PARF cuts may have spooked luxury car buyers, dragging down high-end COE premiums: Analysts


SINGAPORE: Certificate of Entitlement (COE) prices on Friday (Feb 20) were largely unmoved by the sweeping cuts to car scrapping rebates announced in Budget 2026, with one notable exception – luxury car buyers.

Mr Ng Lee Kwang, director at Octagon Motors Group, said he heard that some buyers had already cancelled orders ahead of the exercise. “Especially those who are buying (BMW) 7 series, (Toyota) Vellfires,” he said.

For most other buyers, however, it was simply too late to react.

Many buyers would have already committed to orders and paid deposits before Prime Minister Lawrence Wong announced the changes during his Budget 2026 speech on Feb 12, leaving little room to walk away.

The standard practice in Singapore is for buyers to sign a sales contract with a substantial deposit before a dealer bids for COEs over the next few auctions.
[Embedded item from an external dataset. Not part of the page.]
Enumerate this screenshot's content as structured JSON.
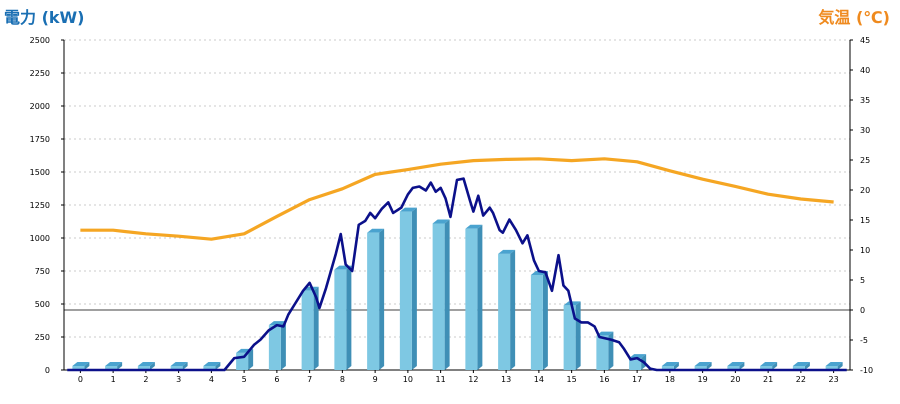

Most of those contracts were already in place before the Budget announcement

“Forfeiting a deposit may not make financial sense,” said Mr Jake Ler, chief marketing officer at Motorist Singapore.

The timing was compounded by the Chinese New Year holiday, noted Mr Ng Lee Kwang, director at Octagon Motors Group. Some dealers had already closed for the festive break and had yet to reopen when the COE bidding exercise ended.

Under changes to the Preferential Additional Registration Fee (PARF) scheme, rebates for scrapping a car before its 10-year COE expires will be reduced by 45 percentage points and capped at S$30,000 (US$24,000). 

Previously, car owners who deregistered their vehicles before the 10-year COE expired could receive rebates of between 50 and 75 per cent of the Additional Registration Fee (ARF) paid, capped at S$60,000.

“We will only see the effects of the PARF change in the next few auctions as buyers and dealers have a chance to respond,” said Associate Professor Walter Theseira of the Singapore University of Social Sciences’ business school.